Whenever he’d open his mouth, it was like, “…someone took hold of my throat,” he said. “The words just got all tangled up.”

I knew him back then. He lived to ride horses. And his stuttering might have been the reason for that. On horseback, he could go a whole day without saying anything, which suited him just fine. Because whenever he did open his mouth, it was like trying to extract a tooth. His eyes blinked, his face grimaced. Embarrassment mixed with determination.

Inevitably, someone would finish his sentence for him.

“I hated that,” he said. “People think they’re helping you out when they do that, but they’re not. It’s like they’re kinda saying, ‘Geez, man, I’m sorry you stammer so bad.’”

The older he got, the harder it was to speak. He became the butt of a few high-school jokes from fools who couldn’t look past his slow-moving mouth. His confidence went down, he quit spending time in the company of his peers—more time in the company of horses.

“I just didn’t fit in,” he said. “And if ever I was around girls, I just prayed they wouldn’t talk to me, so I wouldn’t make a clown of myself.”

He’d finally had enough. Two weeks after graduation, while seniors spent the summer around beer kegs, he drove himself to his uncle’s farm. His aunt and uncle had plenty of land, freedom, and most important: horse stalls.

To most folks, this kind of isolation seems like a special brand of torture.
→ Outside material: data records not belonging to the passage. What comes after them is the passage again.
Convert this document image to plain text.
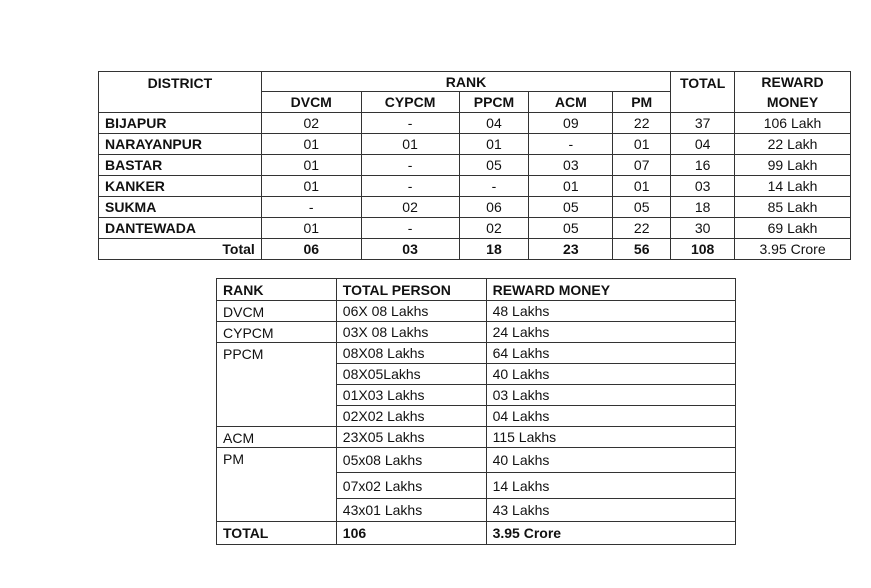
DISTRICT	RANK					TOTAL	REWARD MONEY
	DVCM	CYPCM	PPCM	ACM	PM		
BIJAPUR	02	-	04	09	22	37	106 Lakh
NARAYANPUR	01	01	01	-	01	04	22 Lakh
BASTAR	01	-	05	03	07	16	99 Lakh
KANKER	01	-	-	01	01	03	14 Lakh
SUKMA	-	02	06	05	05	18	85 Lakh
DANTEWADA	01	-	02	05	22	30	69 Lakh
Total	06	03	18	23	56	108	3.95 Crore
RANK	TOTAL PERSON	REWARD MONEY
DVCM	06X 08 Lakhs	48 Lakhs
CYPCM	03X 08 Lakhs	24 Lakhs
PPCM	08X08 Lakhs	64 Lakhs
	08X05Lakhs	40 Lakhs
	01X03 Lakhs	03 Lakhs
	02X02 Lakhs	04 Lakhs
ACM	23X05 Lakhs	115 Lakhs
PM	05x08 Lakhs	40 Lakhs
	07x02 Lakhs	14 Lakhs
	43x01 Lakhs	43 Lakhs
TOTAL	106	3.95 Crore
It’s not.

Not if you’re already lonely.

“I found out that my uncle used to have a speech problem when he was about my age,” he said. “And that really blew my mind, because to me, he’d always been a fast-talking salesman. I asked him what I could do to get cured, like he was.”

His uncle laughed.

“Nothing. Because you ain’t sick,” his uncle said. “You don’t need to be cured from anything. You’re perfect.”

“P-p-perfect?” he answered.

“Quit doubting yourself, son. Stutter all you want, be proud of the way you talk. You ain’t sick. You’re what you are.”


My friend went on, “It sounds crazy, but I’ve never felt so confident as I did that summer. My aunt and uncle just made me feel really good about myself, no matter how I talked. And I sorta gave up trying to get better.”

He spent one summer in Georgia, helping his uncle tend horses. When he came back, none of us were sure how to take the new version of him.

Something was very different.

And he had the bad habit of finishing everyone’s sentences.